Since 1994, Hillel has opened 26 centers across the FSU serving thousands of young Jews. According to the women of Yachad, some students will travel four hours by train to attend Moscow Hillel’s programs. For students like Bereslaskaya, who are interested in their Jewish heritage but not in joining the hundreds of thousands of Russian Jews who have immigrated to Israel, “It’s the perfect alternative.”
At Moscow Hillel there are classes on the meaning and practice of Shabbat and other Jewish holidays, opportunities to learn Hebrew, and groups for singing, Jewish cooking, Israeli dance, and handicrafts. Hillel’s holiday services are extremely well attended–last Rosh Hashanna was hosted at the Moscow City Hall and attended by well over 1,500 people. “We made the City [Hall] a synagogue,” boasts Ekaterina Zakharian, a 24-year-old member of Yachad and student at the Russian Academy of Education.

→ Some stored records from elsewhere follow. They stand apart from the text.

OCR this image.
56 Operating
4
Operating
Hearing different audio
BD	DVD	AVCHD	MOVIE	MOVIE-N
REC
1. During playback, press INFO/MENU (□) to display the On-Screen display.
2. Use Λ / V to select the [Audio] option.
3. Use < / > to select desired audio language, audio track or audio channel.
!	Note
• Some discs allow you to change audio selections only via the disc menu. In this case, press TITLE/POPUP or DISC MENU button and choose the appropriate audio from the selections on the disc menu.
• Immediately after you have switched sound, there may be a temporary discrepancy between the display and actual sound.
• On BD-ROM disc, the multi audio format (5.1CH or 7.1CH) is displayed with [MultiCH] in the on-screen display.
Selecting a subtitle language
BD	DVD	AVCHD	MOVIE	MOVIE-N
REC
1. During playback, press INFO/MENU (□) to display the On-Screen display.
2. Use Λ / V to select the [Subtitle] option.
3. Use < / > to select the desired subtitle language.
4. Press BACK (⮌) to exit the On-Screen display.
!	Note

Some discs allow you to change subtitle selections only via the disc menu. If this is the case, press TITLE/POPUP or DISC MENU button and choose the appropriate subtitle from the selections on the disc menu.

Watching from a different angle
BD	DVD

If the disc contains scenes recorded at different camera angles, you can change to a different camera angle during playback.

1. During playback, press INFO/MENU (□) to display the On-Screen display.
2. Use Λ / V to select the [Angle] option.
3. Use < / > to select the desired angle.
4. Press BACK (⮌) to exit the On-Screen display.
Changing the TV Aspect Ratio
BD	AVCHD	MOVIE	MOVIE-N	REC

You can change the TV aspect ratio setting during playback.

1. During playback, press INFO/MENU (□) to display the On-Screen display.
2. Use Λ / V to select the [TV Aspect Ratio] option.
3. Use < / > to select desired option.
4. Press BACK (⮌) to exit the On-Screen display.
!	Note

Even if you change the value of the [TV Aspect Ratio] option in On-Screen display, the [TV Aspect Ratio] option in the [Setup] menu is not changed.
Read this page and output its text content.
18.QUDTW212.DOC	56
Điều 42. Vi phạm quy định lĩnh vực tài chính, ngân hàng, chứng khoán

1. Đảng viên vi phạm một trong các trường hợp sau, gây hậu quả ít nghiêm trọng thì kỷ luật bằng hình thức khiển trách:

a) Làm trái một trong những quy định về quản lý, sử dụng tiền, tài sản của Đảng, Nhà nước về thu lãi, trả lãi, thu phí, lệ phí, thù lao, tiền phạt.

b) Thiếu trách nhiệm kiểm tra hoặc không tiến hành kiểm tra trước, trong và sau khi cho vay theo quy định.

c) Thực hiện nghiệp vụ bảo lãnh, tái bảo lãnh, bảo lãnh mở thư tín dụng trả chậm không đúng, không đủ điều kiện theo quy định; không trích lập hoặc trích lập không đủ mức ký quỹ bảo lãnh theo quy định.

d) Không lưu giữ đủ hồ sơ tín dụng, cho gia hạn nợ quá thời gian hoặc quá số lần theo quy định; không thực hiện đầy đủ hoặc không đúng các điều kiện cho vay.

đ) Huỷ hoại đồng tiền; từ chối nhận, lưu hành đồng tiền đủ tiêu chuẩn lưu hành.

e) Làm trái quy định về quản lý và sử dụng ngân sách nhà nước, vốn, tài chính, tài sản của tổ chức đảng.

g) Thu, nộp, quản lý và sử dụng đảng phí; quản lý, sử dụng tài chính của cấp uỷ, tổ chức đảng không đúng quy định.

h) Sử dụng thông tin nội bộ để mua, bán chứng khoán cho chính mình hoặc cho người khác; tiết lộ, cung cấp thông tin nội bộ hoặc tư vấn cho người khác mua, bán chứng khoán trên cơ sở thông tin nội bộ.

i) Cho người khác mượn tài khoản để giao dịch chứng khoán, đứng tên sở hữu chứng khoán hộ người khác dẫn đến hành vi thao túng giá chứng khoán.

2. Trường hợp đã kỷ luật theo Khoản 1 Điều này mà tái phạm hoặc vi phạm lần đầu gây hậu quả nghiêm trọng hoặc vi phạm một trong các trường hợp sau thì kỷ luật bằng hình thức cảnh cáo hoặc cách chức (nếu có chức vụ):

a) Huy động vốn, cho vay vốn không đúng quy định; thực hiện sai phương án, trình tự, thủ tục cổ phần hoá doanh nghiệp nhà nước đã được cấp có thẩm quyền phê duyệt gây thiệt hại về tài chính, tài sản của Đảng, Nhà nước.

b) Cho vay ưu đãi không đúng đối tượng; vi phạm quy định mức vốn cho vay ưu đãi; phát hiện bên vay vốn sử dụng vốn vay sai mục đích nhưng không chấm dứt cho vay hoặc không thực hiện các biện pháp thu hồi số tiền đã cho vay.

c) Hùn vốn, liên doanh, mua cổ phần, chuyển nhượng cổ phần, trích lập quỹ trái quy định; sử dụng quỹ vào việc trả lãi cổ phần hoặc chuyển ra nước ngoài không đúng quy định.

Other Hillel-sponsored activities cater to the unique needs of young Jews in the FSU. In a program called “Generation Gap,” senior citizens and young Russian Jews talk about what it means to be Jewish. Students who participate in the Pesach Project learn how to conduct a Seder and then share the knowledge with smaller Jewish communities throughout the FSU. According to the women of Yachad, one of the most popular activities is learning to knit a kippah. “A lot of girls are involved in the project because every boy asks, ‘Will you knit a kippah for me?'” says Ekaterina Bolotova, a 25-year-old student at the Jewish University of Moscow.
During its US tour, Yachad visited a couple of American Hillels. “It was very interesting for us to see American Hillel because we heard about it so much and we knew our Hillel is a reflection of the American Hillel,” says Samoilova. “But our Hillel is different. The atmosphere is not the same as our Hillel.” At the University of Maryland Hillel the girls were very impressed by the size and the resources that are available to the American Jewish students. In contrast, Samoilova says the Moscow Hillel building is “a small apartment” housing “a lot of clubs and a lot of classes.”
Maryland Hillel may seem impressive to the women of Yachad, but the impact they are making on their Jewish community is truly remarkable. Yachad is acting as a force for change, replacing the furtiveness and fear of the Communist era with a celebration of Jewish heritage. And the response they receive is emotional. When Yachad performs in the FSU, there are always members of the older generation in tears. “My granny cried when she heard the song ‘Od Yavo Hayom…'” recalls Bolotova. “And she said it’s difficult, but shalom will come.”